Home Improvement

5 Tips for Remodeling an Old Home

Remodeling an Old Home

These days, it seems like everyone’s got a fixer-upper, or wants to own one. The idea that you can take something old and make it new, restore it to its former glory or turn it into something all its own is appealing to many people. That’s right — almost half of homebuyers in America were interested in buying a fixer upper in 2021. Of course, owning an old home is not for the faint of heart. From cracking foundations, lead paint and layers and layers of old flooring, there are lots of drawbacks to owning an older home. However, for homeowners who have the desire to see their remodeling projects through all the way and want to make an old home their forever home, there are many tips and tricks for making the process a bit easier. Here are some things you can do while remodeling an old home that can make your experience more enjoyable!

1. Install your own cabinets. Did you know that you can install your own cabinets? That’s right — whether you’re looking to replace your kitchen cabinets or the ones in your bathroom, you can install the fresh set of cabinets you got for your home all by yourself. Often referred to as RTA cabinets, these cabinets come with all their pieces and require assembly and installation. Ready to Assemble cabinets, as the acronym stands for, are much more cost effective because they aren’t pre-assembled at the factory before being shipped to you. Instead, you assemble and install them yourself, or hire a contractor to do so. Installing your own cabinets can save you hundreds of dollars in labor costs, and you can either save that money for another project or splurge on something else.

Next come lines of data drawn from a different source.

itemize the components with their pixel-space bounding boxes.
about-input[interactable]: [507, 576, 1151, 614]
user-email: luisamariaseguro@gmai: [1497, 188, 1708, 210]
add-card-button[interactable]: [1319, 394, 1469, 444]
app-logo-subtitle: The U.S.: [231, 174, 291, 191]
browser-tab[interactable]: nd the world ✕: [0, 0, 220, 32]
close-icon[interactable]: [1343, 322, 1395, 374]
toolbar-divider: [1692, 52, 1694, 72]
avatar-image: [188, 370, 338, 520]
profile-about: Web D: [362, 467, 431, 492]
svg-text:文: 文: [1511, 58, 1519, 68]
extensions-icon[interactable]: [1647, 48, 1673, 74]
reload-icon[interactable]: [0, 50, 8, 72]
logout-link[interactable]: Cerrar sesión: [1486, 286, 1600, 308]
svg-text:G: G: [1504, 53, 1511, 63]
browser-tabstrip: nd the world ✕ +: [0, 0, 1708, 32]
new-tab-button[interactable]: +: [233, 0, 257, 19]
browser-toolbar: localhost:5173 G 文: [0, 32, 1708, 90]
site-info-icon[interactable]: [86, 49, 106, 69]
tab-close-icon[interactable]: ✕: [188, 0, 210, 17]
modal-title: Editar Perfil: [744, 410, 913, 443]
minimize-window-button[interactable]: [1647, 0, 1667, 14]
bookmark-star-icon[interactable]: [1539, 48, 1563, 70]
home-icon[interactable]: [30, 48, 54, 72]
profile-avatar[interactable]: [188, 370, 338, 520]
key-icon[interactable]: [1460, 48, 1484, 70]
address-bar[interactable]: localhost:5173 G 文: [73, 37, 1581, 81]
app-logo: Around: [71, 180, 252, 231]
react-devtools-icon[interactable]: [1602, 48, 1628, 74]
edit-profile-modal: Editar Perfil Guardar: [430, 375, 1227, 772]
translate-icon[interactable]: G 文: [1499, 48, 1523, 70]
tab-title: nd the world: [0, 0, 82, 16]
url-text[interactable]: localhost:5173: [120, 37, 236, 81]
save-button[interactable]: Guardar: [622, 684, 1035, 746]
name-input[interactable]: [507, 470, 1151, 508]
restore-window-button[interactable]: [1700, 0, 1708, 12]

2. Repurpose salvageable materials. That shiplap you found on the walls under the wallpaper? If you can’t keep all the boards due to rot or termite damage, consider salvaging some of the wood and repurpose it for something else, like your kitchen island or even a built-in bench under a window. While you might not be able to use all the materials for what they were originally made for, instead, you can use them for unique projects that make your design more interesting or bring some new practicality and features to your space. If you are seriously blanking on ways you can repurpose the materials, then you can always sell them and add the cash to another project in your home!

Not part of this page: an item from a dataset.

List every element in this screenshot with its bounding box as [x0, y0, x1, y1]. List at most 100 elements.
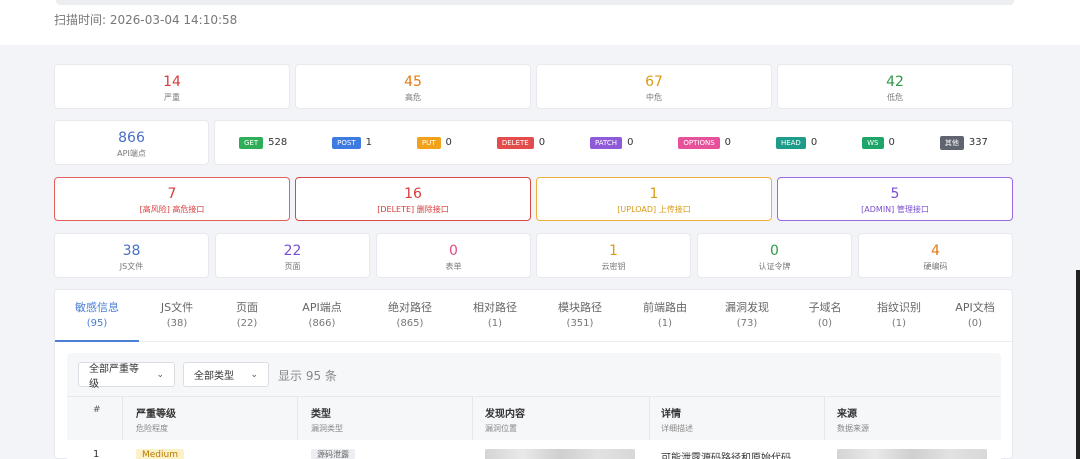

old home remodel3. Always prioritize the bones and foundation. Adding paint and decor when the foundation is cracked and there’s huge amounts of mold in the basement is like putting a band-aid over a gaping wound. Eventually, the band-aid will fall off, and then you’ll have an even bigger problem. The same goes for your home. By doing shoddy patch-ups in areas of your home, especially in an old house, you open yourself up to have more issues in the future, and they’ll probably cost you more money in the long run. No matter your budget, prioritizing the bones of your home and its foundation will only serve to benefit you as long as you own your home. Even if you’re fixing the house up to flip and sell to someone else, a buyer will always be willing to pay more for a space if it means they don’t have to stress about fixing cracks in the foundation or adding a new roof to the space. It’s not as glamorous as installing wicker basket pendant lights or bringing in new furniture, but it can have a serious impact on your home in the future.

Neglecting foundation problems in old houses can lead to serious structural issues over time. These homes often require special attention due to their age and construction materials. Addressing these foundational issues promptly can save you from extensive repairs down the road. It’s important to prioritize the structural integrity of your home’s foundation to maintain its long-term stability and value.

4. Don’t stress if you can’t keep the hardwood. Many homeowners like older homes because there’s a chance they’ll get to have original hardwood floors. However, the age of the home and its overall condition might mean that the hardwood floors aren’t salvageable. This is often the case when homes have had squatters living in them for extended periods of time or homes where a natural disaster occurred, such as a flood. Hardwood is one of the most difficult and fragile materials for flooring. However, there are alternative options! Luxury vinyl flooring is a great alternative to hardwood. You can get the hardwood look without the price or stress of maintaining them. It’s easy to install, relatively inexpensive and easy to clean and maintain over time. Vinyl is perfect for homes with kids and pets because it’s durable and is even moisture-resistant! Gone are the days of having separate flooring in all the rooms of your house. Instead, with vinyl, you can have the same flooring throughout your entire space, making your home feel cohesive and refreshed.

5. Decide on restoring versus renovating. In an old home, you have two options: restore or renovate. Restoring is where you take something and make it reminiscent of its original look and purpose. Renovating, on the other hand, is where you take something and make it a newer version. Depending on your preference, you can either restore or renovate your old home. Some homeowners want to restore their older homes back to their original glory, but include some modern features, such as stainless steel appliances. Others want the space to feel entirely different, with only the bones of the house remaining as the original structure. It’s important that you decide early on whether you want to restore the home or renovate it, as that can have a huge impact on your budget and design choices. If you’re looking to restore the home, working with a contractor who specializes in restoring old homes is the way to go. They can help you identify potential problem areas based on homes with a similar layout and even talk about the history of similar builds so you can decide what colors, style and layout you’d like to feature. When it comes to remodeling, you might be able to do a lot of the projects yourself, as long as you’re careful about avoiding hazardous areas or materials due to the age of the home.